Ouvindo a mãe ao telefone - por Ronaldo Duran

Jornal O Norte
14/05/2009 às 09:52.
Atualizado em 15/11/2021 às 06:58

Ronaldo Duran


Autor do livro Homem não chora, berra


ronaldo@ronaldoduran.com

A relação com minha mãe não é das mais ideais. Nunca foi, que me lembro. Convivência tortuosa. Nada para criar um trauma, porém de certo modo impede que sejamos confidentes. Na adolescência ela cismava com tanta coisa. Chamando-me atenção por ninharia. Teve uma vez que até fugi de casa, aos 12 anos, de tanto falar que me daria para uma tia para quem eu me mostrava solicito.

E quando a vi chorando, lá na escola, porque na escola eu não deixaria de ir ainda que estivesse fora de casa, eu fiquei sem graça. Descobri que a amava muito.

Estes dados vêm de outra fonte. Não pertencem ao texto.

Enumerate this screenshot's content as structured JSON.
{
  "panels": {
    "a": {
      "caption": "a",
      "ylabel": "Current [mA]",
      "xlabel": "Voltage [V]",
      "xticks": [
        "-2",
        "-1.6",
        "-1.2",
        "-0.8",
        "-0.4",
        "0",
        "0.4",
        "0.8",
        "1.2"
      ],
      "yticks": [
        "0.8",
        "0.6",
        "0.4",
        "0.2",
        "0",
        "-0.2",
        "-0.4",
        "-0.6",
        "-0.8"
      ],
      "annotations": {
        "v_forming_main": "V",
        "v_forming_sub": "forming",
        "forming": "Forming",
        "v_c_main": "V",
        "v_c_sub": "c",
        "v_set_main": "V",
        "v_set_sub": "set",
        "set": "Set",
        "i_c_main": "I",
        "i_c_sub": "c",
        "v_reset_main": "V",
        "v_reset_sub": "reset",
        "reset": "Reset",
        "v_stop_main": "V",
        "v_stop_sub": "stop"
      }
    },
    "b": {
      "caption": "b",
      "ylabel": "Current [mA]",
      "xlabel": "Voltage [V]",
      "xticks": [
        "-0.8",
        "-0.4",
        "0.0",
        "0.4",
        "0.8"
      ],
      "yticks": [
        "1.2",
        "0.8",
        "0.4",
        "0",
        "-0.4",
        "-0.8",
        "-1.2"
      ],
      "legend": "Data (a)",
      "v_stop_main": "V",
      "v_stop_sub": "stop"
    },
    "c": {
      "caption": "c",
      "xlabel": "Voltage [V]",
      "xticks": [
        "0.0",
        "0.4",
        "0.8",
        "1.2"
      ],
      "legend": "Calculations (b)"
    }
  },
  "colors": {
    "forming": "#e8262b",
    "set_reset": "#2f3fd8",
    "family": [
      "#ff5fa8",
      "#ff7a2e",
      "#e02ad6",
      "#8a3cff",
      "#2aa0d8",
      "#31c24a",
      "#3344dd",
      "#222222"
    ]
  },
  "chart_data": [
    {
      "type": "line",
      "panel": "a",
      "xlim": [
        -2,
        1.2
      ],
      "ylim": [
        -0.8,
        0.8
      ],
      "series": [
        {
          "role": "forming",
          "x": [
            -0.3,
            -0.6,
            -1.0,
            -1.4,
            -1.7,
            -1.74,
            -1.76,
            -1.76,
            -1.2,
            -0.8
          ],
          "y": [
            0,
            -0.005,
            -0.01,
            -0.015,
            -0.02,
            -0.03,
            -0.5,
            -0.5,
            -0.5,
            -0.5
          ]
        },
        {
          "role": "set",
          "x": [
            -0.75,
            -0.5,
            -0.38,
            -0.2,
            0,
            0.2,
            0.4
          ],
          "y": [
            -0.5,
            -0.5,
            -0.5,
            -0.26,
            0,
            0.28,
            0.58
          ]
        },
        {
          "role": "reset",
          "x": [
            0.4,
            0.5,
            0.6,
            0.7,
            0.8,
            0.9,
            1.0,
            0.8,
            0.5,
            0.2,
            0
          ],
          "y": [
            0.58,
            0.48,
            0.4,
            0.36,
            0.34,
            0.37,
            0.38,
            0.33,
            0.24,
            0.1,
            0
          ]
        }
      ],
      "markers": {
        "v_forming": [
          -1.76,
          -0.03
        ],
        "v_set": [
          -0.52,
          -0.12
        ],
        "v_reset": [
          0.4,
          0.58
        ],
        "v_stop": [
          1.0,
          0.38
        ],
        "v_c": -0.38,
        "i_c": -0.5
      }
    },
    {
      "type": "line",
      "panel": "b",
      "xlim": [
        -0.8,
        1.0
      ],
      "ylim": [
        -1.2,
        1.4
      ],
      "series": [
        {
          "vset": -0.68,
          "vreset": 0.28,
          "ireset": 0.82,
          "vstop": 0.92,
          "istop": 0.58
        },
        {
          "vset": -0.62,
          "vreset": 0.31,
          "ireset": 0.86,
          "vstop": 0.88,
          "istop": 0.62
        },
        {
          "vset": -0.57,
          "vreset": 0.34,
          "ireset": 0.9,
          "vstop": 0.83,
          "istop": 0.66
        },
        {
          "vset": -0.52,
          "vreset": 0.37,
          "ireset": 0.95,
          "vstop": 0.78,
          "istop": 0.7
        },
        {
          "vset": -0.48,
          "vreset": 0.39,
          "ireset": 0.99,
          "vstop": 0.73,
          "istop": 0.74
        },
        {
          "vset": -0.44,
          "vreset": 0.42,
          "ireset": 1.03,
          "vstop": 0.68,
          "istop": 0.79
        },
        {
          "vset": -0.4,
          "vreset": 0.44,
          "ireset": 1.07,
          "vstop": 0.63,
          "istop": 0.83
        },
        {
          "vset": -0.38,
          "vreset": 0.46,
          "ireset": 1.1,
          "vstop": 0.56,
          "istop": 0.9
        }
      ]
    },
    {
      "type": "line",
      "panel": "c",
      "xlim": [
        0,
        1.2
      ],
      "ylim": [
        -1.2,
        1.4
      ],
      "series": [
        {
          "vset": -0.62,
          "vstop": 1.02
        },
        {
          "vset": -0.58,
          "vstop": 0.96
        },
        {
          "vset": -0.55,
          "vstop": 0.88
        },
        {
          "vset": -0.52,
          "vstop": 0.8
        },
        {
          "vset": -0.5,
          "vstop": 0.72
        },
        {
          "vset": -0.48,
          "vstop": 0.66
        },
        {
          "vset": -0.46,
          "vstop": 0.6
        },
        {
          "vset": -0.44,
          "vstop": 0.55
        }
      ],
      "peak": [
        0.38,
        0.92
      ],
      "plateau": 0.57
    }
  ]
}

Salvo exceções, percebo que há parentes que guardamos boa recordação por simplesmente ser pai, mãe, tio, avó, filhos, mas que quando estamos com eles, esperamos ansiosos para a conversa acabar e darmos o fora. É triste. Eu daria tudo para saber como rolar uma conversar sadia com minha mãe. Da minha parte, creio que me esforço.

Na fala dela, a situação está eternamente ruim. Perdeu o emprego mais uma vez? O marido está se afastando, ausente, deixando de ser o que era quando se conheceram? Um dos filhos não liga para ela? Queria reformar a casa? Queria mudar de endereço?  Uma das noras está fazendo a cabeça do filho para não levar em conta o que ela diz?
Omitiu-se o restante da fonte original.